Secretary of Agriculture Tom Vilsack did the first smart thing, beginning virtual implementation of the Farm Bill – in all its variations – some months ago. His second smart act was to put Deputy Secretary Krysta Harden – experienced and wicked smart – in charge of wrangling the department’s implementation working groups. Vilsack will take these collective good works and package them for White House sign-off. His third smart move was to “lend” the White House Domestic Policy Council several key USDA regulators and administrators to ensure the White House folks actually understand what they’re supposed to be approving.

As said, time is not on USDA’s side. The heaviest lift will be getting the two insurance-based income support programs that replace direct payments developed and in place by spring planting time, which for southern producers is just a few weeks away. The department must also factor in cross-compliance with crop insurance and conservation program participation.

The unfinished payment limitation section of the bill will be the true test of USDA’s political and program savvy. While the rewritten limits on how much an individual or couple may receive in federal payments are tucked into the new Farm Bill, the key to how this section operates is the phrase “actively engaged.” A producer or farm couple must demonstrate active engagement in the farm’s operation to qualify for any payments, and in past Farm Bill’s this definition was always fairly loose. Farm Bill conferees, however, couldn’t agree on how to tighten this definition, so they punted the rewrite to USDA. I don’t envy the poor soul charged with coming up with the words that will make Sen. Chuck Grassley (R, IA), the avenging spirit of payment limitations, and the crop and general farm groups happy.
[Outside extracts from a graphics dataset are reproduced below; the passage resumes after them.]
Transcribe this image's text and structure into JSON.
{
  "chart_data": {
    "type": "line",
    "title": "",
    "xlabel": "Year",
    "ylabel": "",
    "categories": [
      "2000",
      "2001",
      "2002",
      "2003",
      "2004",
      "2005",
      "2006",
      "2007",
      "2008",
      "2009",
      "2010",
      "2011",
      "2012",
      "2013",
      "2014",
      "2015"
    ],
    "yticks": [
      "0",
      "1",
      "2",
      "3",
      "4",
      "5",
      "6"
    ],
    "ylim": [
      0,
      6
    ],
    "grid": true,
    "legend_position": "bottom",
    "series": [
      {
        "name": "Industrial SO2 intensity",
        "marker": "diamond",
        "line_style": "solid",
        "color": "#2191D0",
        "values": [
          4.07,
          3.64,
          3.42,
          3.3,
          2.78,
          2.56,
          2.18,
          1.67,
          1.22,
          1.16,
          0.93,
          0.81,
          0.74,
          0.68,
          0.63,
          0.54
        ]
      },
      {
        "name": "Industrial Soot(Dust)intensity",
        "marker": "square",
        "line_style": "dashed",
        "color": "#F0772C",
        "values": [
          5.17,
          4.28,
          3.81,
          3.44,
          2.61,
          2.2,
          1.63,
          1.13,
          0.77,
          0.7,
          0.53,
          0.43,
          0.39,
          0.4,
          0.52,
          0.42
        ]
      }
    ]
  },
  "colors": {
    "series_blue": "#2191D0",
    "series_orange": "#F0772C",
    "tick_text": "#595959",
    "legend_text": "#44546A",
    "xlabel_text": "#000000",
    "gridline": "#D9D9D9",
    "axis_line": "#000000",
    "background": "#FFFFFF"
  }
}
The old menu of dairy support programs disappears and in its place will emerge the new dairy margin insurance program. The deadline for this transformation is September. However, to get from point A to point B, a new insurance product must be developed; base production acres for every individual producer in the new program must be calculated or updated, and the circumstances under which USDA will – “on the very rare occasion” – step in to buy surplus production need to be invented.

And while previous iterations of livestock disaster assistance programs existed in the 2008 Farm Bill, changes by lawmakers to these programs in the 2014 bill may interfere with achieving “expedited” implementation of these disaster assistance programs as requested this week by 24 Senators. Vilsack, following the law, told one publication this week the assistance programs in question, due to the rewrites, require USDA restudy to determine if new rules are needed to implement the programs.
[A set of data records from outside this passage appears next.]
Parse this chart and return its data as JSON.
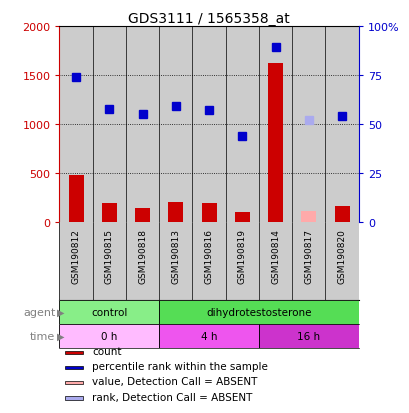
{
  "title": "GDS3111 / 1565358_at",
  "samples": [
    "GSM190812",
    "GSM190815",
    "GSM190818",
    "GSM190813",
    "GSM190816",
    "GSM190819",
    "GSM190814",
    "GSM190817",
    "GSM190820"
  ],
  "count_values": [
    480,
    190,
    145,
    205,
    190,
    95,
    1625,
    110,
    160
  ],
  "rank_values": [
    1480,
    1150,
    1100,
    1185,
    1140,
    880,
    1780,
    1035,
    1085
  ],
  "absent_mask": [
    false,
    false,
    false,
    false,
    false,
    false,
    false,
    true,
    false
  ],
  "bar_color_normal": "#cc0000",
  "bar_color_absent": "#ffaaaa",
  "dot_color_normal": "#0000cc",
  "dot_color_absent": "#aaaaee",
  "ylim_left": [
    0,
    2000
  ],
  "ylim_right": [
    0,
    100
  ],
  "yticks_left": [
    0,
    500,
    1000,
    1500,
    2000
  ],
  "ytick_labels_left": [
    "0",
    "500",
    "1000",
    "1500",
    "2000"
  ],
  "ytick_labels_right": [
    "0",
    "25",
    "50",
    "75",
    "100%"
  ],
  "agent_groups": [
    {
      "label": "control",
      "start": 0,
      "end": 3,
      "color": "#88ee88"
    },
    {
      "label": "dihydrotestosterone",
      "start": 3,
      "end": 9,
      "color": "#55dd55"
    }
  ],
  "time_groups": [
    {
      "label": "0 h",
      "start": 0,
      "end": 3,
      "color": "#ffbbff"
    },
    {
      "label": "4 h",
      "start": 3,
      "end": 6,
      "color": "#ee55ee"
    },
    {
      "label": "16 h",
      "start": 6,
      "end": 9,
      "color": "#cc33cc"
    }
  ],
  "legend_items": [
    {
      "color": "#cc0000",
      "label": "count"
    },
    {
      "color": "#0000cc",
      "label": "percentile rank within the sample"
    },
    {
      "color": "#ffaaaa",
      "label": "value, Detection Call = ABSENT"
    },
    {
      "color": "#aaaaee",
      "label": "rank, Detection Call = ABSENT"
    }
  ],
  "bg_color": "#cccccc",
  "plot_bg_color": "#ffffff"
}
Which brings us to the biggest procedural hurdle facing the department and “quick” Farm Bill implementation: The pesky Administrative Procedures Act (APA). It’s the APA that mandates rulemakings and other federal actions be published in the Federal Register in order to collect much needed public comment, among other things.

Nearly all of the new authorities mentioned above will take extensive rulemaking. At the very least this means 30 days of public comment on every single rule developed, and in some cases this could mean comment periods of 30 days for a notice to the affected parties the government intends to write a rule; 30-45 days for a proposed rule, 45-60 days for a proposed final rule, and in rare cases, as much as 60-90 days on the final rule. Consider this – at this writing, one rule implementing the Food Safety Modernization Act at FDA has been in the “notice/comment” phase for 11 months.